Thursday, October 3, 2019

Movie Reviews: The Letter

The Letter
directed by William Wyler
Some people seem to believe that women can never lie about anything involving sex or that if they do it's no big deal because after all women as a group are oppressed. At the extremes some such folks express hostility towards to the concepts of innocent until proven guilty beyond reasonable doubt or an adversarial justice system. Some honestly think  anyone who would defend himself vigorously against a sexual assault charge is proving that he must have committed the crime. 

Other people have the intelligence or integrity not to go that far but point out that after all is said and done, most rape or sexual assault charges are not deliberate lies. They wonder about the motives of people who become wondrously wroth over the few and far between proven false rape charges.

None of us are immune to bias. We often believe the best of our friends, relatives and lovers. The Letter examines these biases in a 40s noir setting, one in which as normal in these films, "evil" can be a question of perspective. Although race isn't the film's emphasis it's certainly something which has an influence on the film's settings and characters. This film is set in pre- WW2 Malaysia, in and around rubber "plantations" owned by White Americans and White Europeans. These people all live the good life, buying and selling their "plantations" among their small group.
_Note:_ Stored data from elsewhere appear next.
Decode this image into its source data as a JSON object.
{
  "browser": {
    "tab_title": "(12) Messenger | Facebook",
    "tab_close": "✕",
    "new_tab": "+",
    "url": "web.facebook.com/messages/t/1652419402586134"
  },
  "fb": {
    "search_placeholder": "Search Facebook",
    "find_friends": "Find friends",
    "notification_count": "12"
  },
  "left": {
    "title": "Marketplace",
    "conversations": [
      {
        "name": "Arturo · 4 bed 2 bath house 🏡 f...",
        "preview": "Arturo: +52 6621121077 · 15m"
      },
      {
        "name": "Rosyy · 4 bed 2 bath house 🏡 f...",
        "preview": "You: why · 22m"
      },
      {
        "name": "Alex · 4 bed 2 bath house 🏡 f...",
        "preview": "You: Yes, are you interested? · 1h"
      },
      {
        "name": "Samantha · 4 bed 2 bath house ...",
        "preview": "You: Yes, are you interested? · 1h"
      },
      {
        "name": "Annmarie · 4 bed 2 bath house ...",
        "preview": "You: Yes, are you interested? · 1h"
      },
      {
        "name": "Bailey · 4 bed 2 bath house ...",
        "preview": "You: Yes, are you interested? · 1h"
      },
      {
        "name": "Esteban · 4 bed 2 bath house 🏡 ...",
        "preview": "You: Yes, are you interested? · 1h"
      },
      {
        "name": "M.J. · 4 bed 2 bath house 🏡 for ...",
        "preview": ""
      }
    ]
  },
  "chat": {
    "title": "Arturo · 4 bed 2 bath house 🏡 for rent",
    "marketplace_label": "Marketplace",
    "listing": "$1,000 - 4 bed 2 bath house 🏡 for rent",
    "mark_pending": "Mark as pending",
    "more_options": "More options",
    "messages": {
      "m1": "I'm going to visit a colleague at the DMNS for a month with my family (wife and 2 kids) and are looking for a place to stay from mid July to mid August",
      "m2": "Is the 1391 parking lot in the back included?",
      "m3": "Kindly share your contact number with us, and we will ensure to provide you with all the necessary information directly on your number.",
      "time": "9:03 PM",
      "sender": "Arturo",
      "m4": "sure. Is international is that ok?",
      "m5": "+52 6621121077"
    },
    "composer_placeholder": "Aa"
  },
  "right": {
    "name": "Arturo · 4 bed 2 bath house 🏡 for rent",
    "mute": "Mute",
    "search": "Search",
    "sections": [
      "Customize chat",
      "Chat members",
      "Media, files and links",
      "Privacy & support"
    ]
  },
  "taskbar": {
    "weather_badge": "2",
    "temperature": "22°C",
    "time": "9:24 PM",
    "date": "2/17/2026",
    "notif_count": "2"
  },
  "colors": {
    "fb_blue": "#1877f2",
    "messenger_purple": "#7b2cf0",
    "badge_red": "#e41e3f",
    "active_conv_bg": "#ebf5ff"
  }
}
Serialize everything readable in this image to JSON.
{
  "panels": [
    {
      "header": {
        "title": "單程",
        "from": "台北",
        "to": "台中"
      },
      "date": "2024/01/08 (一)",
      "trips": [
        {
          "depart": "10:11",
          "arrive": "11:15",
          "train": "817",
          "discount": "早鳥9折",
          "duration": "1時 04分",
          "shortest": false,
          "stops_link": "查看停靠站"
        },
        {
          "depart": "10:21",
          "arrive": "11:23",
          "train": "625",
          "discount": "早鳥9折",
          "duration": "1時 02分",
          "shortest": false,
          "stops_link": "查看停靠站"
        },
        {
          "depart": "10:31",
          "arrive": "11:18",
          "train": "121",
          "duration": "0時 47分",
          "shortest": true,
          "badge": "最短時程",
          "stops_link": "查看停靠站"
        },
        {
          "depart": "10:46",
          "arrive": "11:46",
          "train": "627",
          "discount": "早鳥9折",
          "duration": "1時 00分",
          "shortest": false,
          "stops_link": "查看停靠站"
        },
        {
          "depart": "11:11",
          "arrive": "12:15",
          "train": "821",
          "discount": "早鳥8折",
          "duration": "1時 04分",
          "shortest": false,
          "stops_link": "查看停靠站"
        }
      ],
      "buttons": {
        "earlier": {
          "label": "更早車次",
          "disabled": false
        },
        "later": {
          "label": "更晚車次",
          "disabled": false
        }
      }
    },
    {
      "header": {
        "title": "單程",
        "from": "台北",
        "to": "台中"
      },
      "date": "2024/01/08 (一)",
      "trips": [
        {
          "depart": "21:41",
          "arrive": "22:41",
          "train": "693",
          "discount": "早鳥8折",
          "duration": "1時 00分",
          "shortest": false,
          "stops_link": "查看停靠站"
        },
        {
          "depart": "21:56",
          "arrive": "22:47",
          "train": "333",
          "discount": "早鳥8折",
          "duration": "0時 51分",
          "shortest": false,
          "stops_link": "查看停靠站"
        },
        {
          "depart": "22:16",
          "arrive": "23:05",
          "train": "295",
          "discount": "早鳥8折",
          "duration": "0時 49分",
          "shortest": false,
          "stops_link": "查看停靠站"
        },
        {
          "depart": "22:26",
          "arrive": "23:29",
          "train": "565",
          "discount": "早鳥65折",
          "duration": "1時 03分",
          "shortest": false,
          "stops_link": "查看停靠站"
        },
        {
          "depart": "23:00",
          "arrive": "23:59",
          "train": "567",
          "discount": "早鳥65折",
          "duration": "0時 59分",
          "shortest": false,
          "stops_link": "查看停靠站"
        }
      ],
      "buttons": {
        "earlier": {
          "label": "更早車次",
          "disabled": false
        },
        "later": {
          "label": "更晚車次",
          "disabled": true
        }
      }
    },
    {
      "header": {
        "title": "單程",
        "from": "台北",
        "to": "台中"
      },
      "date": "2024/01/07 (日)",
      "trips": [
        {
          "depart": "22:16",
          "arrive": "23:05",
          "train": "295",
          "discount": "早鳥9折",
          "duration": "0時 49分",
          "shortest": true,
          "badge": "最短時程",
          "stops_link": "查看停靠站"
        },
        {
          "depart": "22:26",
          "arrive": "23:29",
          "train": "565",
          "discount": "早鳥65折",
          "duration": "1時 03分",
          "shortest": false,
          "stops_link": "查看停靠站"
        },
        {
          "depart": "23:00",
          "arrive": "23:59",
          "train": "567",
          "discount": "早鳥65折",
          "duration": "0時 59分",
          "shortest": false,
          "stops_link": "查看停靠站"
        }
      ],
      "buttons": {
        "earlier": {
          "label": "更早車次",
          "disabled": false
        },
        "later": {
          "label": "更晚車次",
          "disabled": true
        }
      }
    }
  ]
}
There's no war to worry about yet. 



Because there are White Women living in the area, unlike the initial European colonization of say South America, it's considered in bad taste and declasse for a man of Caucasian heritage to marry or openly take up with a woman of Asian or even Eurasian heritage. 

Several characters refer negatively to a White man who did such a thing, citing his actions as proof of his depravity, bad upbringing, or social unworthiness. The opposite case, a White Woman taking up with an Asian or Eurasian man, is unthinkable.

Leslie Crosbie (Bette Davis in all of her bug-eyed glory-no disrespect as I have similar peepers) is the wife of rubber plantation manager Robert Crosbie (Herbert Marshall). Robert is away on business. There's someone in his home besides his wife. That someone is Geoff Hammond. Well he was in the Crosby home. As the film opens he's running/stumbling out of the house, while being shot by Leslie. Leslie's not taking any chances. Leslie shoots Geoff at close range several times, ensuring that Geoff is removed from the planet. Leslie tells her servants to send for her husband. 


When Robert, the police, and the family attorney Howard Joyce (James Stephenson) arrive, Leslie goes into full "I'm just a little woman" mode and says that Geoff tried to rape her. So she had to put him down. Hard and fast. Everyone is very sympathetic. The police say that Leslie will have to be in jail to await trial (she didn't kill a Malaysian after all) but that her acquittal or even dismissal of trial is a foregone conclusion (she is a married white woman of impeccable morals after all). 

Robert just wants to hold, hug and support his wife. He doesn't want her to answer any more questions. And he gets upset with anyone who asks her more questions. Robert is a gentle devoted trusting husband that does his best to provide and protect. He can't stand any idea that he might have failed to protect his dearest.

But Howard, despite being friends with both Robert and Leslie, can't shake his feeling that something isn't right. Why did Geoff come to Leslie's home late at night when her husband was away? Why did Geoff park his car away from the home where no one could see it? 

Why did Leslie shoot Geoff so many times? Why did Leslie shoot Geoff in the back? Even obliquely raising these questions upsets Robert and Leslie. So Howard lets it go. Heck he's a defense attorney, not a prosecutor.


But the next day Howard's clerk (Sen Yung) shows Howard a copy of a private letter that changes perceptions. 

Although it's Davis' Leslie who gets top billing you could argue that the film is just as concerned with the moral choices that Howard must make. He must choose between his duty as an attorney and his duty as a friend to both Leslie and Robert. 

And almost any choice he makes is going to be the wrong choice.  Howard's frustrations and attempts at compromise drive a lot of the film's tension, as do the slowly revealed secrets. Your sympathies may change as you learn more of what really happened. Or they may not. That's what I liked about this film, you can sympathize with different characters who are "right" in their own minds.

Like all the best noir films The Letter features stunning black and white cinematography with meaningful use of shadow and darkness. The Letter received Oscar nominations for its cinematography. It is always a bit of a shock to my system to realize that actors and actresses whom I had firmly fixed in my mind as old or even elderly people past their glory days were once young. Time marches on.